Тугай-бей вошел первым, за ним Хмельницкий с булавою в руке, как гетман запорожского войска. Звание это он получил после возвращения из Крыма с полученным от хана подкреплением. Толпа подхватила его тогда на руки и, разбив войсковую сокровищницу, поднесла ему булаву, хоругвь и печать, которые обыкновенно носили перед гетманом. Он очень изменился. Видно было, что он олицетворял собой всю страшную силу Запорожья. Это был уже не тот обиженный Хмельницкий, который скрылся в Сечь через Дикие Поля, а Хмельницкий – гетман, кровавый дух, исполин, мститель за личную обиду, вымещающий ее на миллионах.
Однако он не порвал цепей, а, наоборот, надел новые, еще более тяжелые. Это видно было по его обращению с Тугай-беем.
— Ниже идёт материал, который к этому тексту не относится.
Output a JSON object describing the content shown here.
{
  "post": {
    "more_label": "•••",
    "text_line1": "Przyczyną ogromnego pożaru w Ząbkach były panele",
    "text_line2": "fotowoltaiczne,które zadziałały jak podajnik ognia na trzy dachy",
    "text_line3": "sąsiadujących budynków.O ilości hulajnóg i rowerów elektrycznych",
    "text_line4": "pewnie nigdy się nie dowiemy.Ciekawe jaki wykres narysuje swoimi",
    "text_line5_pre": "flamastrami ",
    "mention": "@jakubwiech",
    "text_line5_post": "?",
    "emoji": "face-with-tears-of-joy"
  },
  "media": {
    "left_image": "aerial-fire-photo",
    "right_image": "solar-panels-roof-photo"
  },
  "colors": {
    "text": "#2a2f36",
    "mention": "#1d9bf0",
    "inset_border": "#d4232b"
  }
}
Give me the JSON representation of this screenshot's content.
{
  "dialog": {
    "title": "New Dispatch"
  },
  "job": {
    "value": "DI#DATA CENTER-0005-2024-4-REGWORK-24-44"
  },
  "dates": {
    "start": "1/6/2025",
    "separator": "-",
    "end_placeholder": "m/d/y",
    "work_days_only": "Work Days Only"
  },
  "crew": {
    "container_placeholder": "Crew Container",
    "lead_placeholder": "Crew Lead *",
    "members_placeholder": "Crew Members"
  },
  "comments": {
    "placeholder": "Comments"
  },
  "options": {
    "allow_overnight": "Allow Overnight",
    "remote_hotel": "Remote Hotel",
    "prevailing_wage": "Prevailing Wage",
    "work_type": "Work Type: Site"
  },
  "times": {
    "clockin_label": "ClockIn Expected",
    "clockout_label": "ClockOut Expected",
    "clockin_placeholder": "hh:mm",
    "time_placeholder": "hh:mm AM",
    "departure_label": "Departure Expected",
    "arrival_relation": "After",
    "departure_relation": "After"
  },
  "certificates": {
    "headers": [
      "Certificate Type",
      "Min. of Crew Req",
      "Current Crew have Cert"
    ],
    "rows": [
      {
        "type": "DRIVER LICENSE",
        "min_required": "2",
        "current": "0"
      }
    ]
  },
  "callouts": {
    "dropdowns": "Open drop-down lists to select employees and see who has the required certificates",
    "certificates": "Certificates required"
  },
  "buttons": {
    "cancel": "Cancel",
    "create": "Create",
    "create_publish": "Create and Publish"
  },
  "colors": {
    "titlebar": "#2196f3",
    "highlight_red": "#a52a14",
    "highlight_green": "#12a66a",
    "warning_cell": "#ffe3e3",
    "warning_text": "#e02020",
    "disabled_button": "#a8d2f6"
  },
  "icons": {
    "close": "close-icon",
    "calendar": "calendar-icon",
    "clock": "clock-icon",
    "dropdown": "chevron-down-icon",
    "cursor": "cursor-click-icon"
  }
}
Запорожский гетман в самом сердце Запорожья занимал второе место после татарина, покорно переносил его спесивое и нестерпимо презрительное обхождение. Это были отношения вассала к господину. Так и должно было быть. Всем своим значением у казаков Хмельницкий был обязан татарам и ханской милости, представителем которой был дикий и бешеный Тугай-бей. Но Хмельницкий сумел мирить гордость, бушевавшую в груди, с покорностью, соединять хитрость с отвагой. Он был и львом, и лисицей, и орлом, и змеей.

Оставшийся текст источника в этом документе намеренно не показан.